In het kader van het Actieprogramma vereenvoudiging SZW-regelgeving is op 1 april 2007 de vereenvoudigde Arbeidstijdenwet (ATW) van kracht geworden. Tijdens de behandeling van het wetsvoorstel is op verzoek van uw Kamer een evaluatie van de effecten van de voorgestelde wijzigingen 3 jaar na inwerkingtreding toegezegd3.

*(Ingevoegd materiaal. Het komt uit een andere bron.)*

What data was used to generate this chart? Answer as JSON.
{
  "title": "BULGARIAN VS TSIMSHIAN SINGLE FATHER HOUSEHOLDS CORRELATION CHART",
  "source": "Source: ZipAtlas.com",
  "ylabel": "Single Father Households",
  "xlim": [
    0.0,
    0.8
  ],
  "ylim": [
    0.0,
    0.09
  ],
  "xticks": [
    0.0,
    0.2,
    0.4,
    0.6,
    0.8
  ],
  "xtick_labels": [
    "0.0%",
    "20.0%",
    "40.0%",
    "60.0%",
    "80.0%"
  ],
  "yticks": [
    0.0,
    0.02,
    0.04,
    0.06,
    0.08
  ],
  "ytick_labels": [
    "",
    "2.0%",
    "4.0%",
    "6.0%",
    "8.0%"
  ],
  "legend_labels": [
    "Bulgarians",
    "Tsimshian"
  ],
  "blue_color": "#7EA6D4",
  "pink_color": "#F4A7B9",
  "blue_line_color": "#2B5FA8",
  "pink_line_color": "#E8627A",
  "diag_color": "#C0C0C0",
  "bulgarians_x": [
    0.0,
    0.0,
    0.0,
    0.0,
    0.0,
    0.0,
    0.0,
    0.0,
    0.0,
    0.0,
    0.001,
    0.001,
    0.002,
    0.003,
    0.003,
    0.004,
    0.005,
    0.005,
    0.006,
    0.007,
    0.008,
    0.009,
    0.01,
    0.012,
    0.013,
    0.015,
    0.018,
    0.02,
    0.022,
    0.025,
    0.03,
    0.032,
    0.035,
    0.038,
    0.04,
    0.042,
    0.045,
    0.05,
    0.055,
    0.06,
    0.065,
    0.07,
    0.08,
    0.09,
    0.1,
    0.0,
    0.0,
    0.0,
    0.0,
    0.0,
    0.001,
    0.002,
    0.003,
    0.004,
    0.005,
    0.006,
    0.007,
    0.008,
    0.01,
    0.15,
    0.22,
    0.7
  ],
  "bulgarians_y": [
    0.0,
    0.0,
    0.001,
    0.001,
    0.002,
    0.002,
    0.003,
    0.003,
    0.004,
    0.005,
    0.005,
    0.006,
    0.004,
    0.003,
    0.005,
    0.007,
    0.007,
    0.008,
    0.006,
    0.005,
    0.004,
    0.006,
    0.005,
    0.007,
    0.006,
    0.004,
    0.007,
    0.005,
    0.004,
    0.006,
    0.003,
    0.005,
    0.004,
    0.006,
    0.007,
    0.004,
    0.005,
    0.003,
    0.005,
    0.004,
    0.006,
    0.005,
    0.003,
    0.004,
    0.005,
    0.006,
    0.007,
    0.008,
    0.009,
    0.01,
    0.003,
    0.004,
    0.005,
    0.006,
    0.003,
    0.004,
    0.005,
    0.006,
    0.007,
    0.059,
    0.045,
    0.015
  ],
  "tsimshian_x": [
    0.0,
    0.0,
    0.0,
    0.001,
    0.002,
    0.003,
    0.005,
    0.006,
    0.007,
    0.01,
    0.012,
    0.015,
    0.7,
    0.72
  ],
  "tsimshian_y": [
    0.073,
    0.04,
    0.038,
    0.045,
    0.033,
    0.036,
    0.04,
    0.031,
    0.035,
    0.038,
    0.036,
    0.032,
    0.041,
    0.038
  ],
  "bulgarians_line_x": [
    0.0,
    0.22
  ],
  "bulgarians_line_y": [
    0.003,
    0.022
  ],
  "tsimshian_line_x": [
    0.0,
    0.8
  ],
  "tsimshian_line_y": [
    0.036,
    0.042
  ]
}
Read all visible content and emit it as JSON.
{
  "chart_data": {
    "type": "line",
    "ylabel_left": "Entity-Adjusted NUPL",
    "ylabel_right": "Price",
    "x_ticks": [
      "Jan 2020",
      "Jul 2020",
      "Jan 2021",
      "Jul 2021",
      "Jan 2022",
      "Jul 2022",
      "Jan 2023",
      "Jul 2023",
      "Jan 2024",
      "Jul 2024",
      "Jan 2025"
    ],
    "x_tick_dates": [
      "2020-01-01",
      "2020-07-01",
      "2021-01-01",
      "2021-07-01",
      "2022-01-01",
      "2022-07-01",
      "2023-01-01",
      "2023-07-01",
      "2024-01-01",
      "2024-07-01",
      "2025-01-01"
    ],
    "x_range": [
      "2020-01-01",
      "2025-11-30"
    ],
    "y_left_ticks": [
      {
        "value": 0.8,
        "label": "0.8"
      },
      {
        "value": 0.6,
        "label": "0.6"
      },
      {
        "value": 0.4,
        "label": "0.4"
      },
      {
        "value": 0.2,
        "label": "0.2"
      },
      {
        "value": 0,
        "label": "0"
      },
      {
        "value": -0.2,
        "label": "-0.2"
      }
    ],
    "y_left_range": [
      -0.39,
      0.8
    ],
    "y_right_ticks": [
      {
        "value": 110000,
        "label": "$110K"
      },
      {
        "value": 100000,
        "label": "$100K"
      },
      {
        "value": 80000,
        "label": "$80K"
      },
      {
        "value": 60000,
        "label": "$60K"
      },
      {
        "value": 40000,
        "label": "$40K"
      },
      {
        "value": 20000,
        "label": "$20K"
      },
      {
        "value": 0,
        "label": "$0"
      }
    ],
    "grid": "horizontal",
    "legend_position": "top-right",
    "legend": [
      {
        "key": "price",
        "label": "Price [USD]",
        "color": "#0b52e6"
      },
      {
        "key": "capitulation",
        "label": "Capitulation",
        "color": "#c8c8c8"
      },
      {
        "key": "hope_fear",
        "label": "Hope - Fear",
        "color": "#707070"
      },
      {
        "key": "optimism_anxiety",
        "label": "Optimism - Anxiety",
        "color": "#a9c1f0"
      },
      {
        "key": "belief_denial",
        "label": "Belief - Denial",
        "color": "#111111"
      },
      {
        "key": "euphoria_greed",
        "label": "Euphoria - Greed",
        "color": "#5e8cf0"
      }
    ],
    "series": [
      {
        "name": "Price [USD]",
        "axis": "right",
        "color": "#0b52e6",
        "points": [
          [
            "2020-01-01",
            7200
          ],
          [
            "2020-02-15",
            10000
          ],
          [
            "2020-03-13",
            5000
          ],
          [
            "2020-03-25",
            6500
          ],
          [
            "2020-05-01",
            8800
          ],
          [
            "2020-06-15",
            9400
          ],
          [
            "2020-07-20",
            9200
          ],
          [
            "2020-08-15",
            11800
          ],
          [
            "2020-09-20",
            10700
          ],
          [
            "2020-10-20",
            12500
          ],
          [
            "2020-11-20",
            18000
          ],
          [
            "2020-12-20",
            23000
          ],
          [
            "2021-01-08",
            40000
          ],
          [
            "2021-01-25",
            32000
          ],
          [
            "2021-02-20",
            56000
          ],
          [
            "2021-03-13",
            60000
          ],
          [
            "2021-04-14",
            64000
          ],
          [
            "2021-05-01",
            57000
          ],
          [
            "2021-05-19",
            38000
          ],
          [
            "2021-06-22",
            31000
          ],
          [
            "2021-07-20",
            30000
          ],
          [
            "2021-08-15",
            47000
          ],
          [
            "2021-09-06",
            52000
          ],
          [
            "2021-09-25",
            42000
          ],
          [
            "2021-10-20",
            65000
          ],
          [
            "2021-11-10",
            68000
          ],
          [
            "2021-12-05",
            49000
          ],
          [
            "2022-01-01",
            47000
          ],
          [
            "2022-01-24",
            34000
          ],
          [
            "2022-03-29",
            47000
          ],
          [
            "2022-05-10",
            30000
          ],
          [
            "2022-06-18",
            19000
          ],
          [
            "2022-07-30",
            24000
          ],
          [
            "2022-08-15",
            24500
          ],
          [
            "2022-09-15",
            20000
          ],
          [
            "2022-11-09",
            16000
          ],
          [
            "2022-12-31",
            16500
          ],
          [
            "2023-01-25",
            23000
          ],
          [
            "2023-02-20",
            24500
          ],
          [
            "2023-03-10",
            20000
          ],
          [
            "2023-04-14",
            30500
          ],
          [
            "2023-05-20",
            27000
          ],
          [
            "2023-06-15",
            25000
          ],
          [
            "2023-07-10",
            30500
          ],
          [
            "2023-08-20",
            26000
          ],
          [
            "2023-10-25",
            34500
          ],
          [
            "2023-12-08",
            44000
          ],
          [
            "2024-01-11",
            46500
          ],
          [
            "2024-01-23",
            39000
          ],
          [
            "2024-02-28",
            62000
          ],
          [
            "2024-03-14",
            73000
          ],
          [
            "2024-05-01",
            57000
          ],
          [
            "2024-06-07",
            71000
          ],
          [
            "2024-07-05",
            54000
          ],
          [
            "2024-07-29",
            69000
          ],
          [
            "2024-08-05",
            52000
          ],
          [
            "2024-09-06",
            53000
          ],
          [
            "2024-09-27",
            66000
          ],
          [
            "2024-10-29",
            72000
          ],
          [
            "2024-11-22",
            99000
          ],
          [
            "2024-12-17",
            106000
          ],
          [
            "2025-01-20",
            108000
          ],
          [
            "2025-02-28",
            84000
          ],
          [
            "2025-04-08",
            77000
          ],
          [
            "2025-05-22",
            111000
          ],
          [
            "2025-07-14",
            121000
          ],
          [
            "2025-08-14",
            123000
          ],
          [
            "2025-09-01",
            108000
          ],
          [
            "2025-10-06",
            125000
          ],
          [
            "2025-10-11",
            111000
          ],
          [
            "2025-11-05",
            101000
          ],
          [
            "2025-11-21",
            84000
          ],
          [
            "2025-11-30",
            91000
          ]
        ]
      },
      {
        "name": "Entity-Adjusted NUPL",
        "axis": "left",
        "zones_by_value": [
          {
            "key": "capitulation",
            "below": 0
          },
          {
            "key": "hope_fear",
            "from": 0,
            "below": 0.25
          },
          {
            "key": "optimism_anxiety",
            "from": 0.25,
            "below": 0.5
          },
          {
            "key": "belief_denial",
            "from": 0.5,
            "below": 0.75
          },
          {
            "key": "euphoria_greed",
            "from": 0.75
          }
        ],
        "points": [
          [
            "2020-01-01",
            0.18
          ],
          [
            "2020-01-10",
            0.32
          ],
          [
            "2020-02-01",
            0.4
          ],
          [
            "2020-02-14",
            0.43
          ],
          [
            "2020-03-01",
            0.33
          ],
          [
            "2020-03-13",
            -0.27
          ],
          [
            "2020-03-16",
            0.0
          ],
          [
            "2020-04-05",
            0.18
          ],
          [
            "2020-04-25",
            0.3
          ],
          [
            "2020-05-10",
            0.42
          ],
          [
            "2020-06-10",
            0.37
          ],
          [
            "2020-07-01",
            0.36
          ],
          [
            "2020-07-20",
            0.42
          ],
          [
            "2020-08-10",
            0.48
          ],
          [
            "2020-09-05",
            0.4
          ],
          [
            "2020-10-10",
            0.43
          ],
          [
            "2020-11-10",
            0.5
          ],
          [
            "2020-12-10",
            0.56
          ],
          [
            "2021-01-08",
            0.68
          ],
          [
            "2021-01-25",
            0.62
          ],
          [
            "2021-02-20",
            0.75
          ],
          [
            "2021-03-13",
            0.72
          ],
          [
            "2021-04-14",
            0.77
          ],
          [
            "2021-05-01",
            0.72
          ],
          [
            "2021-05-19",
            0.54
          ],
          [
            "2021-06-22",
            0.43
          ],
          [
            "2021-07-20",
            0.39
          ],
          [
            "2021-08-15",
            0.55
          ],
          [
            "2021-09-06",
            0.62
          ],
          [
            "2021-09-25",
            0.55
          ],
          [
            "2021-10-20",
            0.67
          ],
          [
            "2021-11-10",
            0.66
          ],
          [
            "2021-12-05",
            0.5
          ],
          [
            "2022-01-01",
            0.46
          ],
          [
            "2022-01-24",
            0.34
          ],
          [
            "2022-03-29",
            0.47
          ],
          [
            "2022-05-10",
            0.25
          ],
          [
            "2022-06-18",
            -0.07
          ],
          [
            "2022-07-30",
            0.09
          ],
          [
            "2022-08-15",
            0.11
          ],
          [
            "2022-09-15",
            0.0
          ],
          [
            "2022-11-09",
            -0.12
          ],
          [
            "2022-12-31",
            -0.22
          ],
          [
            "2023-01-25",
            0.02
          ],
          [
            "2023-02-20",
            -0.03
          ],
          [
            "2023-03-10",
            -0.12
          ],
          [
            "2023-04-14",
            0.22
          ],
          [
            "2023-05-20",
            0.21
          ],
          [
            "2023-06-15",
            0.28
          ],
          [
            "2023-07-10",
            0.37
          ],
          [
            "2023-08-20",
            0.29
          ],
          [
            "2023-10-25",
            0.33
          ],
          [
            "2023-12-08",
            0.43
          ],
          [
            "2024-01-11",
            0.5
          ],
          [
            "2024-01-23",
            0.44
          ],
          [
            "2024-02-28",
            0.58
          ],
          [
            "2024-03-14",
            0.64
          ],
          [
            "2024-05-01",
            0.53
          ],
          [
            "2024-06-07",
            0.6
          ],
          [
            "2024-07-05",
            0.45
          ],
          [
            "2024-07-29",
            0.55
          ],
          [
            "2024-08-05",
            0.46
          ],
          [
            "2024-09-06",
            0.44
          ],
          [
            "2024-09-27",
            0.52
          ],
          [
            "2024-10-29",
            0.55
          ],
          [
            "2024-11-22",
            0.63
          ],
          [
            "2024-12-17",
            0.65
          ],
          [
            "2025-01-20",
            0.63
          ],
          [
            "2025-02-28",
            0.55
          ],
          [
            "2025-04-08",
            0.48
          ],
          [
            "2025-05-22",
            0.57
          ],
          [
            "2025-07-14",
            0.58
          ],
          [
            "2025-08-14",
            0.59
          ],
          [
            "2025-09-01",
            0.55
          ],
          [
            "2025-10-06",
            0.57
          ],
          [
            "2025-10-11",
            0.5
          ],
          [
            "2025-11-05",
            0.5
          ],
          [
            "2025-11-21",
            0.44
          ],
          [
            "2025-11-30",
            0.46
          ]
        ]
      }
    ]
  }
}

Overleg met sociale partners heeft mijn ambtsvoorganger tot de conclusie gebracht dat 3 jaar na inwerkingtreding te kort is om effecten van de wijzigingen op de werkvloer te kunnen verwachten. Dit niet in de laatste plaats omdat verschillende sectoren op grond van een overgangsbepaling nog tot 1 april 2008 hebben kunnen doorwerken op basis van de oude normen. Mijn ambtsvoorganger heeft uw Kamer geïnformeerd4 dat hij om deze reden heeft besloten de wijzigingen van de ATW te zullen evalueren na de gebruikelijke periode van 5 jaar na inwerkingtreding, dat wil zeggen per 1 april 2012. Hiermee is uw Kamer akkoord gegaan. Met bijgaand evaluatieonderzoek vereenvoudigde ATW (2007) voldoe ik aan deze evaluatieverplichting.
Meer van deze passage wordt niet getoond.